Red Hat, an open-source solutions company, said on Monday it has worked with SoftBank Corp. to integrate llm-d into SoftBank's AI-RAN orchestrator AITRAS.
The company said llm-d is an open-source framework jointly established by Red Hat and other companies. It is designed to boost performance and efficiency by dynamically and intelligently distributing large language model inference in radio access network (RAN) environments.
Red Hat said that as technical implementation of AI-RAN becomes a reality, telecommunications operators are focusing not only on running AI and RAN on the same hardware, but also on how to manage and scale them efficiently.
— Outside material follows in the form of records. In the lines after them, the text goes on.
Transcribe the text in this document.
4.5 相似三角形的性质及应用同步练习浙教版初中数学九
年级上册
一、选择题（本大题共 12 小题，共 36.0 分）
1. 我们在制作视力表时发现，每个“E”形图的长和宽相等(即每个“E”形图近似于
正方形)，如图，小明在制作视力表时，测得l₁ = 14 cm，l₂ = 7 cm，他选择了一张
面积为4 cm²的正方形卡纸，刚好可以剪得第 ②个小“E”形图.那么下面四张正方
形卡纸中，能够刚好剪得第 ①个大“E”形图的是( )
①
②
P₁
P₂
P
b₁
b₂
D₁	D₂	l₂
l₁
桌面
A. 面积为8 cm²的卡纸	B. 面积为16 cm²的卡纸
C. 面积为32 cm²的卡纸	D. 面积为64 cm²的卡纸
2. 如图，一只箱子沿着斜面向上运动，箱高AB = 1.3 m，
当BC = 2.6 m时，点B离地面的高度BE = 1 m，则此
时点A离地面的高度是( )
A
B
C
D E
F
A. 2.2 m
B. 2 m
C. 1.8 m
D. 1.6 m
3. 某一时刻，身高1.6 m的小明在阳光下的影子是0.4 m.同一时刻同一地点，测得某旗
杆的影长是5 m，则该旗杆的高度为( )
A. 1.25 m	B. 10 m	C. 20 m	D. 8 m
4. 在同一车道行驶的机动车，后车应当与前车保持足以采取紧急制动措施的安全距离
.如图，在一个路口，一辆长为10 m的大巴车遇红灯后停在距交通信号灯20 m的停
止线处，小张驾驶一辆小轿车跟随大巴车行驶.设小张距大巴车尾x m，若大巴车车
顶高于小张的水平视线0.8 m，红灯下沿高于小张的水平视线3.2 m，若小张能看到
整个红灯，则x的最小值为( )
To commercialise AI-RAN, telecommunications operators must be able to run AI workloads with the same level of flexibility as cloud-native network functions (CNFs) and applications.
With that in mind, Red Hat and SoftBank are pursuing AI-RAN cooperation using llm-d and vLLM.
vLLM supports high-performance model deployment on a single GPU node and has positioned itself as an open-source leader in AI inference. But it has limitations in managing model deployment in complex multi-node environments, and llm-d was developed to address this. llm-d uses Kubernetes to orchestrate vLLM across multiple nodes, extending vLLM's efficiency to distributed environments and enabling production-grade AI inference.